Biggest independent children’s care providers make £300m profit – report

The biggest independent providers of children’s social care brought in profits of more than £300m last year, according to a report commissioned by the Local Government Association (LGA). 

It comes as councils face significant financial pressures in children’s services as a result of rising numbers of children needing increasingly expensive care. 

The report by Revolution Consulting found council spending on privately run children’s homes more than doubled in the past six years. 

In 2021/22, local authorities in England spent £1.5bn on independently-run residential care for vulnerable children – an 11% increase on the previous year – and up from £736.6m in 2015/16, representing a 105% increase overall.

At the same time, the aggregate fee income of the 20 largest independent children’s social care placement providers (excluding the recently delisted CareTech) was £1.63bn last year, up by 6.5% over the previous year.  

Figures show 19% of this was recorded as profit – amounting to £310m overall.  

The LGA, which represents councils, said it was wrong that some providers are making huge profits when money should be invested in supporting children. 

The number of children in need of support from councils is now at its highest level since before the pandemic, with 82,170 looked after children in England. 

The LGA called for greater financial oversight of the largest providers, warning that despite the data obtained in the report, visibility of financial information had made it difficult to provide a clear picture of the care provider market.  

The report also identified a significant amount of mergers and acquisitions taking place, which have led to concerns about the lack of knowledge of what impact such activity is having on children living in provision. 

This reinforced the need for greater transparency around ownership, debt structure and profit making, the LGA said.

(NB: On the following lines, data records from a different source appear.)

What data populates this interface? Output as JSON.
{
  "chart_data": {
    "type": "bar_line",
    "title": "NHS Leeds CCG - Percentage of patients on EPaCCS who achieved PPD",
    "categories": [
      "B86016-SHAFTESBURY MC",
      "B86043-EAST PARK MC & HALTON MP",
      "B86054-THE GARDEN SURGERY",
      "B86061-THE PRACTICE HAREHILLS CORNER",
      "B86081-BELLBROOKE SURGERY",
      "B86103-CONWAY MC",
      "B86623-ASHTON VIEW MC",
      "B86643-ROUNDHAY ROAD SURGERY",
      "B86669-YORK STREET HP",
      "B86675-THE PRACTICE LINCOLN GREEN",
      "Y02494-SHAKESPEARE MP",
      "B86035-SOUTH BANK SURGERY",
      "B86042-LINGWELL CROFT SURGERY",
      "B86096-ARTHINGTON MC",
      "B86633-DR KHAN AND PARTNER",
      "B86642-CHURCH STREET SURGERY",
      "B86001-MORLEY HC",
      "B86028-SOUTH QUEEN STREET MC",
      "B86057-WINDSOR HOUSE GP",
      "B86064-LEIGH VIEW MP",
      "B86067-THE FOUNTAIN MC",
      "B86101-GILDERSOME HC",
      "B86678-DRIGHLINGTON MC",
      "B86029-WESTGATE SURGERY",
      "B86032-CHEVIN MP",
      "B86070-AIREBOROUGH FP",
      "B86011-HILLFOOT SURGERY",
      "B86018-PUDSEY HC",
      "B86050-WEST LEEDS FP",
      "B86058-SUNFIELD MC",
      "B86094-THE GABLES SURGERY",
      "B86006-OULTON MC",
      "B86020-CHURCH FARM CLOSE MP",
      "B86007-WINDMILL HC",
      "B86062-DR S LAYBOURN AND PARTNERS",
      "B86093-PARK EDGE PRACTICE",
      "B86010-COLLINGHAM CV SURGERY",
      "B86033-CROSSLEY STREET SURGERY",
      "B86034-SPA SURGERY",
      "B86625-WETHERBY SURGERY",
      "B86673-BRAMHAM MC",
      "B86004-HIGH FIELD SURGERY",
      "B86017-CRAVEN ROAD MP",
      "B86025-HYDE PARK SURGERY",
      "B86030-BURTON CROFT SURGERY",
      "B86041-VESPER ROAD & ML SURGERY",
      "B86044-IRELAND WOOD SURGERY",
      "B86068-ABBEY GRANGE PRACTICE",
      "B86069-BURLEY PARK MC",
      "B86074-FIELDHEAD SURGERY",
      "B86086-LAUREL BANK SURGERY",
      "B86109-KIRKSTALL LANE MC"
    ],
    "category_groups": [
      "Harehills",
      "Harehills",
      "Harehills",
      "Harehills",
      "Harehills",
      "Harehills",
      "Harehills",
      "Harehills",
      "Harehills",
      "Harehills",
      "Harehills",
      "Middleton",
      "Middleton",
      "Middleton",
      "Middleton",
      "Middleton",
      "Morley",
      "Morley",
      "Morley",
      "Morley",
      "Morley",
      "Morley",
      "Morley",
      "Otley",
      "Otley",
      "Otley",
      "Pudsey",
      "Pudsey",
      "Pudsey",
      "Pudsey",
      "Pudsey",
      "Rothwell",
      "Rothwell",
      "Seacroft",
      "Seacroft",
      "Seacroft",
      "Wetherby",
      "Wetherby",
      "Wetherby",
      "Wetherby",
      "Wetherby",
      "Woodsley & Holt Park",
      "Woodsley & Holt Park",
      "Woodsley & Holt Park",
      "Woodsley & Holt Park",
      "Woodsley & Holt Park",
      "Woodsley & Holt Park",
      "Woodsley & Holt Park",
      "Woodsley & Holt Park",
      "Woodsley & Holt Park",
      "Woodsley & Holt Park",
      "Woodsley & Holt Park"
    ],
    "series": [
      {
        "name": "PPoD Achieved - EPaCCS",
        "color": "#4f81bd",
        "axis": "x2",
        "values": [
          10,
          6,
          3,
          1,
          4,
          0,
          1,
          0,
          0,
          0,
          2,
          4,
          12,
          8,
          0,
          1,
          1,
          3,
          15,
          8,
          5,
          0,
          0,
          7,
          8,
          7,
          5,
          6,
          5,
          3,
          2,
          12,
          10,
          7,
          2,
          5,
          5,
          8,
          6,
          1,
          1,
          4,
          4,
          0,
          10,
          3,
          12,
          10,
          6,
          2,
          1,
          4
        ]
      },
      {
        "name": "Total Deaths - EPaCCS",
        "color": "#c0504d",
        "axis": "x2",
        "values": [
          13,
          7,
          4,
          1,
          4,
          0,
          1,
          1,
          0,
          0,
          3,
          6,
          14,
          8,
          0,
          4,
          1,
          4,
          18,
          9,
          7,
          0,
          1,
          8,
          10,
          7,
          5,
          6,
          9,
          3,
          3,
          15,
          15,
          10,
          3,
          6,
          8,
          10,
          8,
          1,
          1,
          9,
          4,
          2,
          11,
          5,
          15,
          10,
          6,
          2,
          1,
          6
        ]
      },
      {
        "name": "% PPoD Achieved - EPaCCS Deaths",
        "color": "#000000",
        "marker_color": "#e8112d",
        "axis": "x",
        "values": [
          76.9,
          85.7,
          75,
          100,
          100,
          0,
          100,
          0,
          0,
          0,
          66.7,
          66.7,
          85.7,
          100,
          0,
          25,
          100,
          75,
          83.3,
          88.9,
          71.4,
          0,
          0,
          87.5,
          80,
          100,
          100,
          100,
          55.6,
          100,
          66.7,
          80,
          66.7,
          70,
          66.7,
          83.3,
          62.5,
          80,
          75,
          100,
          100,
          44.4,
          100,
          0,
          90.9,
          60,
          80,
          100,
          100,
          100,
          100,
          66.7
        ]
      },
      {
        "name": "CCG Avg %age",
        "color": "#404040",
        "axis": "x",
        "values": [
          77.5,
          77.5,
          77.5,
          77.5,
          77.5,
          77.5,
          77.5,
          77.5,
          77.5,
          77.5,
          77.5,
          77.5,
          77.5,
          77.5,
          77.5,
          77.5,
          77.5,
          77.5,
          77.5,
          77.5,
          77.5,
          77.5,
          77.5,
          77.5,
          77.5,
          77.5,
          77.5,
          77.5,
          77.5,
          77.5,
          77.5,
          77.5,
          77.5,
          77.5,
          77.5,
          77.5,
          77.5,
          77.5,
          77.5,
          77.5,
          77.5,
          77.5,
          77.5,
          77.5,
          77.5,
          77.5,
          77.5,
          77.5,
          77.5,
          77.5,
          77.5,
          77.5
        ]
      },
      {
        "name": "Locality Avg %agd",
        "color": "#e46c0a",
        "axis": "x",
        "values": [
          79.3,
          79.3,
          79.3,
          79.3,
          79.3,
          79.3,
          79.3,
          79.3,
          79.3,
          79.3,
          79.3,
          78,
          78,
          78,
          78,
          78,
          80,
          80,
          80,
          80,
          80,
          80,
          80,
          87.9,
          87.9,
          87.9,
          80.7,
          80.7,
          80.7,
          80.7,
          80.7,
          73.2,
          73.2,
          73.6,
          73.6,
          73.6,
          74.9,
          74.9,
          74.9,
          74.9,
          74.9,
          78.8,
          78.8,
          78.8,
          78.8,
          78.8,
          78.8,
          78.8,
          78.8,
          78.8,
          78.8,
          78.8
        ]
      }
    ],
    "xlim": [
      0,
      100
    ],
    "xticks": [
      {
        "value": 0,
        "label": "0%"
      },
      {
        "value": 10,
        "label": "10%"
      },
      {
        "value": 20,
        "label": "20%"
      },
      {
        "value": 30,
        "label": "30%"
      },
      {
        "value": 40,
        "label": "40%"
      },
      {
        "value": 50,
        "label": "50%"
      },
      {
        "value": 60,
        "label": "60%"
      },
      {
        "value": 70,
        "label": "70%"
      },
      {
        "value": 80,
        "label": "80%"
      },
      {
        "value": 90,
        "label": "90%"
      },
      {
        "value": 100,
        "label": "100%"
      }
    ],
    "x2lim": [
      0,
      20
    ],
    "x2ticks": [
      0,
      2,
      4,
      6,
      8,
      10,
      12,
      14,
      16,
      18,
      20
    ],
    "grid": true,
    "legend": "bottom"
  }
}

Louise Gittins, chair of the LGA’s children and young people board, said: ‘What matters most for children who can’t live with their birth parents is that they feel safe, loved and supported, in homes that best suit their needs. While many providers work hard to make sure this is the case, it is wrong that some providers are making excessive profit from providing these homes when money should be spent on children.

‘As the report shows, spending on residential care placements for children has increased dramatically in recent years as councils have sought to find the best homes for record numbers of children in care, while mergers and acquisitions have seen some large independent providers grow significantly. 

‘Yet while councils are having to divert more and more money away from early help services and into homes for children in care, the largest privately-run companies continue to bring in huge profits. 

‘At the same time, there are growing concerns about the increasing debt levels of some of the largest providers, in particular those with private equity backing. 

‘Decreasing visibility of financial information makes it increasingly difficult to understand the financial health of these organisations that are largely funded by public money. Furthermore, regulations have not kept pace with the changing ‘market’, leaving regulators with limited powers to monitor the performance of large providers.’